Trying to change others – it will make you go mad

It’s silly to try and escape others faults; they are inevitable, Just try to escape your own. (Marcus Aurelius)

If you want to go crazy then try changing someone.

One of the most frustrating, crazy-making things you can do is try to fix someone − your partner/girlfriend/boyfriend. He or she would be perfect if only  she/he would stop drinking/taking drugs, talk to me more, be more respectful, didn’t get so angry, wanted to spend more time with me.

What we are saying is that once that person changes then our life/love will be perfect. The wrong attitude is that our love/our lives will be perfect once that person has changed. The question must be this: “Could I love this person as they are right now if they never ever changed”.

In the words of Reinhold Niebuhr:

God, grant me the serenity to accept the things I cannot change,

Courage to change the things I can,

And wisdom to know the difference.

Whether or not you happen to believe in a god, the principle is a good one.

The only person we can really change is ourselves and even that is limited.   Whilst people do change it is not up to you to decide for another. When we decide what is best for another it is an act which usually combines neediness, conceit and a type of madness. Think for a moment of your unspoken assumptions when you try to fix or change someone:

  • There is something wrong with that person
  • You know what their problem is and you also know what needs fixing and how that person ought to live.
  • You have the right and the power to choose for them.

The mind-boggling conceit of this attitude is obvious.

This focus of fixing others, solving their problems (as you perceive them), is a good indication of co-dependency. 

Co-dependency is about focussing on solving the problems and lives of others to avoid our own problems and pain.  A co-dependent person generally doesn’t take good care of themselves, as they are always focussed on the other person.

Originally, the term ‘co-dependent’ described persons living with, or in a relationship with an addicted person. This definition has evolved; co-dependency now refers to “a specific relationship addiction characterized by preoccupation and extreme dependence — emotional, social and sometimes physical—on another person.”
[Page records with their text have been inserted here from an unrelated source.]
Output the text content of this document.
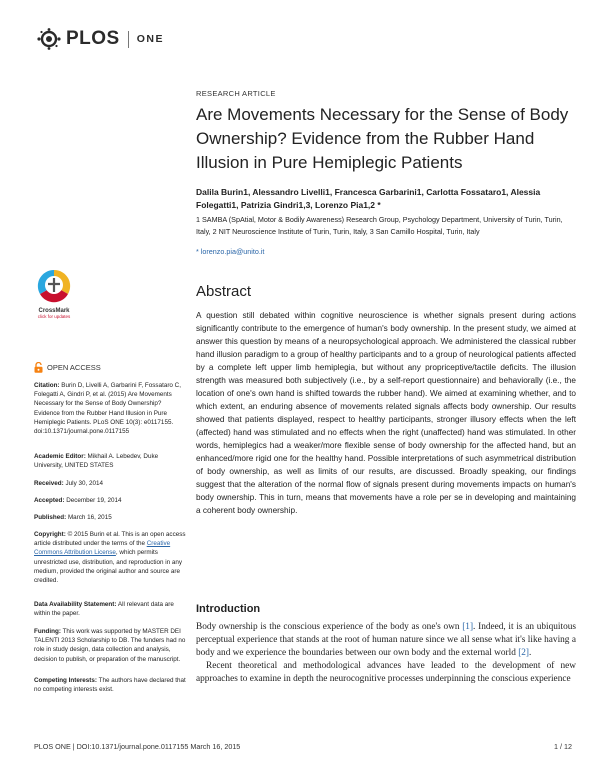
PLOS ONE
RESEARCH ARTICLE
Are Movements Necessary for the Sense of Body Ownership? Evidence from the Rubber Hand Illusion in Pure Hemiplegic Patients
Dalila Burin1, Alessandro Livelli1, Francesca Garbarini1, Carlotta Fossataro1, Alessia Folegatti1, Patrizia Gindri1,3, Lorenzo Pia1,2 *
1 SAMBA (SpAtial, Motor & Bodily Awareness) Research Group, Psychology Department, University of Turin, Turin, Italy, 2 NIT Neuroscience Institute of Turin, Turin, Italy, 3 San Camillo Hospital, Turin, Italy
* lorenzo.pia@unito.it
Abstract
A question still debated within cognitive neuroscience is whether signals present during actions significantly contribute to the emergence of human's body ownership. In the present study, we aimed at answer this question by means of a neuropsychological approach. We administered the classical rubber hand illusion paradigm to a group of healthy participants and to a group of neurological patients affected by a complete left upper limb hemiplegia, but without any propriceptive/tactile deficits. The illusion strength was measured both subjectively (i.e., by a self-report questionnaire) and behaviorally (i.e., the location of one's own hand is shifted towards the rubber hand). We aimed at examining whether, and to which extent, an enduring absence of movements related signals affects body ownership. Our results showed that patients displayed, respect to healthy participants, stronger illusory effects when the left (affected) hand was stimulated and no effects when the right (unaffected) hand was stimulated. In other words, hemiplegics had a weaker/more flexible sense of body ownership for the affected hand, but an enhanced/more rigid one for the healthy hand. Possible interpretations of such asymmetrical distribution of body ownership, as well as limits of our results, are discussed. Broadly speaking, our findings suggest that the alteration of the normal flow of signals present during movements impacts on human's body ownership. This in turn, means that movements have a role per se in developing and maintaining a coherent body ownership.
CrossMark
click for updates
OPEN ACCESS
Citation: Burin D, Livelli A, Garbarini F, Fossataro C, Folegatti A, Gindri P, et al. (2015) Are Movements Necessary for the Sense of Body Ownership? Evidence from the Rubber Hand Illusion in Pure Hemiplegic Patients. PLoS ONE 10(3): e0117155. doi:10.1371/journal.pone.0117155
Academic Editor: Mikhail A. Lebedev, Duke University, UNITED STATES
Received: July 30, 2014
Accepted: December 19, 2014
Published: March 16, 2015
Copyright: © 2015 Burin et al. This is an open access article distributed under the terms of the Creative Commons Attribution License, which permits unrestricted use, distribution, and reproduction in any medium, provided the original author and source are credited.
Data Availability Statement: All relevant data are within the paper.
Funding: This work was supported by MASTER DEI TALENTI 2013 Scholarship to DB. The funders had no role in study design, data collection and analysis, decision to publish, or preparation of the manuscript.
Competing Interests: The authors have declared that no competing interests exist.
Introduction

Body ownership is the conscious experience of the body as one's own [1]. Indeed, it is an ubiquitous perceptual experience that stands at the root of human nature since we all sense what it's like having a body and we experience the boundaries between our own body and the external world [2].

Recent theoretical and methodological advances have leaded to the development of new approaches to examine in depth the neurocognitive processes underpinning the conscious experience

PLOS ONE | DOI:10.1371/journal.pone.0117155 March 16, 2015	1 / 12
Co-dependence is a strategy to avoid our suffering but the effect is to generate much greater suffering than the suffering you were trying to avoid.

People will suffer years in a toxic relationship, go crazy trying to change someone who isn’t going to change − all for some imaginary future which simply does not exist. 

Waking up, taking care of yourself, knowing, accepting and cherishing yourself is the very best thing that you can do for yourself and any relationship. It is a path to sanity rather than madness.

No relationship is better than a crappy relationship.